Sastra adalah tulisan. Jingga adalah merah. Si Cepot adalah gambaran tokoh wayang yang mempunyai kelakuan buruk ibarat seorang siswa yang mempunyai rapot merah. Namun demikian ia sangat setia mengikuti Semar kemana saja dia pergi.
Kehadirannya dalam setiap pagelaran wayang golek sangat dinanti-nanti karena kekocakannya. Asep Sunandar Sunarya menjadikan si Cepot sebagai kokojo / tokoh unggulan pada setiap pagelaran. Bahkan tanda tangan Asep Sunandar ditulis atas nama Cepot
Keunikan dan kekhasan pribadi si Cepot bisa dilihat dari kata-kata dan tingkah polahnya yang humoris dan memuat nilai-nilai filsafat hidup, semacam world view yang dipegang warga Sunda. Menurut pendapat Ajip Rosidi (1984), si Cepot memiliki watak khas, yakni sering menyatakan sanggup, sombong, mau menang sendiri, cunihin, culametan, tetapi ia berani membela kebenaran, setia, dan banyak akal.
Karakter kepribadiannya yang lain ialah humoris dan sering merelatifkan kehidupan dunia. Karena itu, si Cepot tertancap kuat dalam ingatan kolektif urang Sunda sehingga mengalahkan popularitas Arjuna dan Gatotkaca. Ia bisa membawa penikmat pertunjukan wayang golek merehatkan kepenatan hidup dengan lawakan-lawakannya. Sesuai dengan bahasa agama, kehidupan duniawi adalah permainan (laibun) dan bahan tertawaan (lahwun).
Ketika si Cepot tidak tampil dalam pergelaran wayang golek, pertunjukan akan terasa hambar dan serasa tidak komplit bagai sayur tanpa garam.

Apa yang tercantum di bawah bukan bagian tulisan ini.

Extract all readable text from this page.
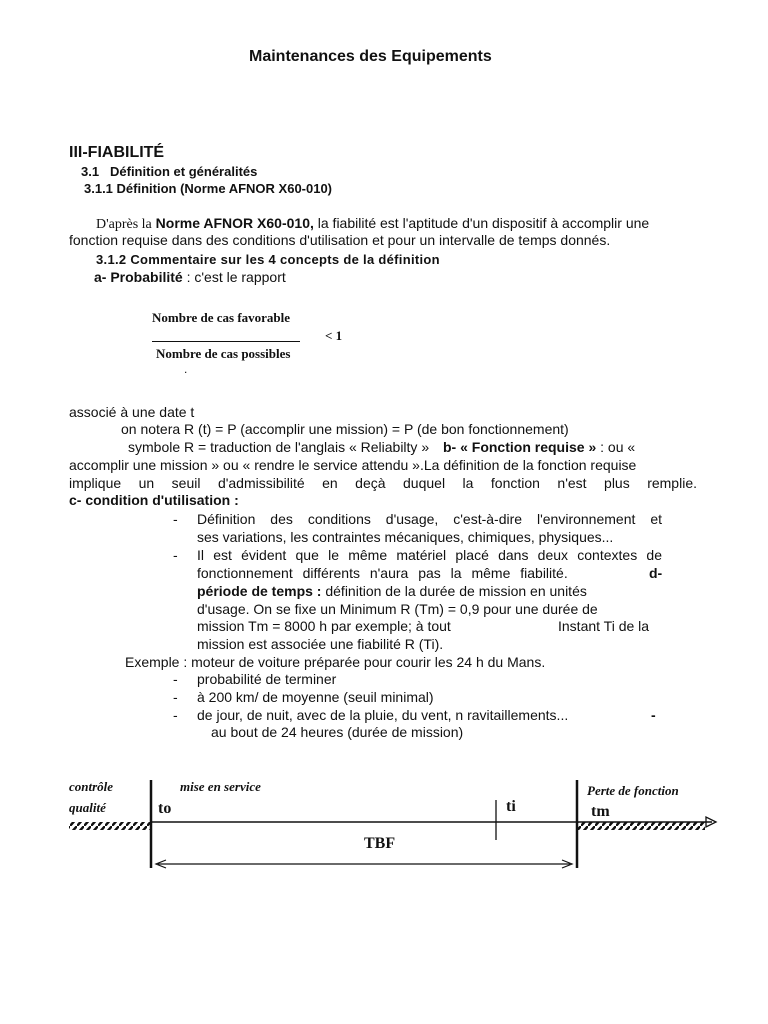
Maintenances des Equipements
III-FIABILITÉ
3.1 Définition et généralités
3.1.1 Définition (Norme AFNOR X60-010)
D'après la Norme AFNOR X60-010, la fiabilité est l'aptitude d'un dispositif à accomplir une
fonction requise dans des conditions d'utilisation et pour un intervalle de temps donnés.
3.1.2 Commentaire sur les 4 concepts de la définition
a- Probabilité : c'est le rapport
Nombre de cas favorable
< 1
Nombre de cas possibles
.
associé à une date t
on notera R (t) = P (accomplir une mission) = P (de bon fonctionnement)
symbole R = traduction de l'anglais « Reliabilty » b- « Fonction requise » : ou «
accomplir une mission » ou « rendre le service attendu ».La définition de la fonction requise
implique un seuil d'admissibilité en deçà duquel la fonction n'est plus remplie.
c- condition d'utilisation :
- Définition des conditions d'usage, c'est-à-dire l'environnement et
ses variations, les contraintes mécaniques, chimiques, physiques...
- Il est évident que le même matériel placé dans deux contextes de
fonctionnement différents n'aura pas la même fiabilité.	d-
période de temps : définition de la durée de mission en unités
d'usage. On se fixe un Minimum R (Tm) = 0,9 pour une durée de
mission Tm = 8000 h par exemple; à tout	Instant Ti de la
mission est associée une fiabilité R (Ti).
Exemple : moteur de voiture préparée pour courir les 24 h du Mans.
- probabilité de terminer
- à 200 km/ de moyenne (seuil minimal)
- de jour, de nuit, avec de la pluie, du vent, n ravitaillements...	-
au bout de 24 heures (durée de mission)
contrôle
qualité
mise en service
to	ti
Perte de fonction
tm
TBF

Tak mengherankan jika si Cepot menjadi tokoh favorit pelbagai kalangan. Tua-muda, kaya-miskin, pejabat-rakyat menyenangi sepak terjang urang Sunda di kehidupan yang dihadirkan secara representatif oleh si Cepot.
Pribadi si Cepot guna menciptakan kekuatan bangsa, yang penting dimiliki di zaman kenihilan etika-moral ini, adalah keniscayaan, apalagi dengan kondisi sosial ekonomi yang karut-marut, meranggasnya perilaku jahat dan korup, serta membiaknya ketidakpedulian masyarakat modern pada orang miskin. Boleh jadi si Cepot adalah obat mujarab untuk mengobati perilaku patologis pejabat secara cerdas, asyik, dan menggelitik. Sebab, irama suara sumbang rakyat jarang didengar dan bahkan sering kali ditertawakan pejabat, bukan malah ditanggulangi dan diselesaikan.

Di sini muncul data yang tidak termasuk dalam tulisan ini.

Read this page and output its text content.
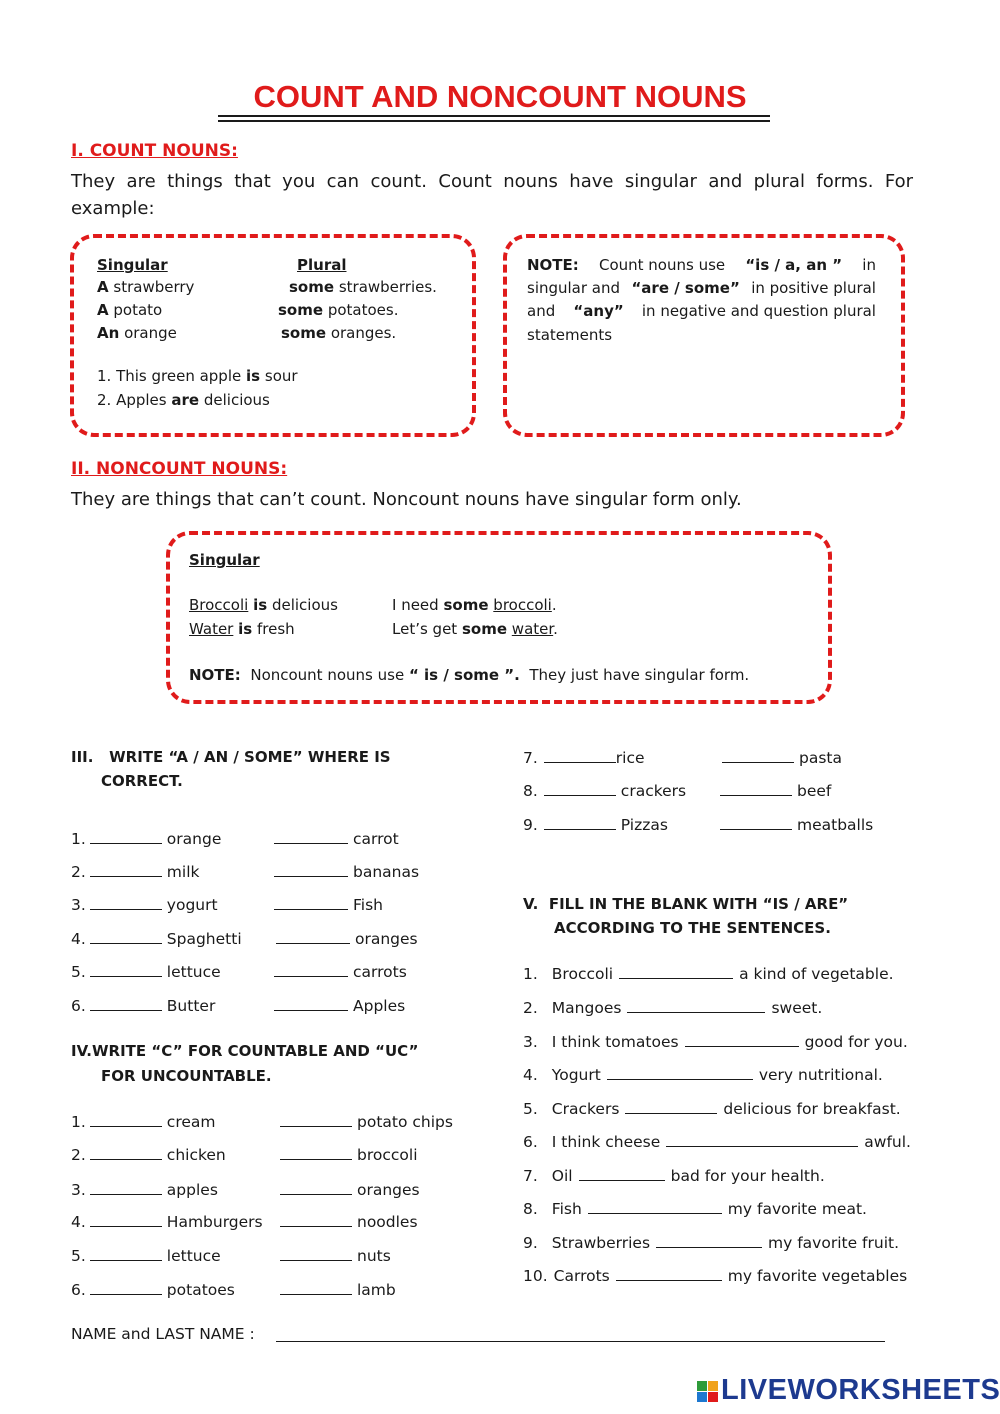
COUNT AND NONCOUNT NOUNS
I. COUNT NOUNS:
They are things that you can count. Count nouns have singular and plural forms. For
example:
Singular	Plural
A strawberry	some strawberries.
A potato	some potatoes.
An orange	some oranges.
1. This green apple is sour
2. Apples are delicious
NOTE: Count nouns use “is / a, an ” in
singular and “are / some” in positive plural
and “any” in negative and question plural
statements
II. NONCOUNT NOUNS:
They are things that can’t count. Noncount nouns have singular form only.
Singular
Broccoli is delicious	I need some broccoli.
Water is fresh	Let’s get some water.
NOTE: Noncount nouns use “ is / some ”. They just have singular form.
III. WRITE “A / AN / SOME” WHERE IS
CORRECT.
1.	orange	carrot
2.	milk	bananas
3.	yogurt	Fish
4.	Spaghetti	oranges
5.	lettuce	carrots
6.	Butter	Apples
7.	rice	pasta
8.	crackers	beef
9.	Pizzas	meatballs
IV.WRITE “C” FOR COUNTABLE AND “UC”
FOR UNCOUNTABLE.
1.	cream	potato chips
2.	chicken	broccoli
3.	apples	oranges
4.	Hamburgers	noodles
5.	lettuce	nuts
6.	potatoes	lamb
V. FILL IN THE BLANK WITH “IS / ARE”
ACCORDING TO THE SENTENCES.
1. Broccoli	a kind of vegetable.
2. Mangoes	sweet.
3. I think tomatoes	good for you.
4. Yogurt	very nutritional.
5. Crackers	delicious for breakfast.
6. I think cheese	awful.
7. Oil	bad for your health.
8. Fish	my favorite meat.
9. Strawberries	my favorite fruit.
10. Carrots	my favorite vegetables
NAME and LAST NAME :
LIVEWORKSHEETS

Si Cepot ialah representasi rakyat jelata yang kebetulan dekat dengan raja dan ksatria, putra cikal (pertama) Ki Semar yang bertugas memberi bantuan kepada kaum elite pewayangan guna menghadapi pelbagai persoalan yang mengimpit Astinapura. Bukti kesetiaan si Cepot pada negaranya bisa dilihat dari pertarungan mati-matian dengan buta hejo, antek Kurawa
Secara kontekstual Kurawa bisa diartikan sebagai negara adidaya Amerika Serikat yang kerap melakukan intervensi dan mengganggu stabilitas nasional. Uniknya lagi, untuk konteks kekinian, yang banyak melakukan resistensi adalah kalangan rakyat. Para pejabat, entah karena ada kepentingan, diam seribu bahasa ketika pelbagai kebutuhan rakyat harus diimpor dari negara tetangga kendati media pemenuh kebutuhan itu tersedia di negeri sendiri.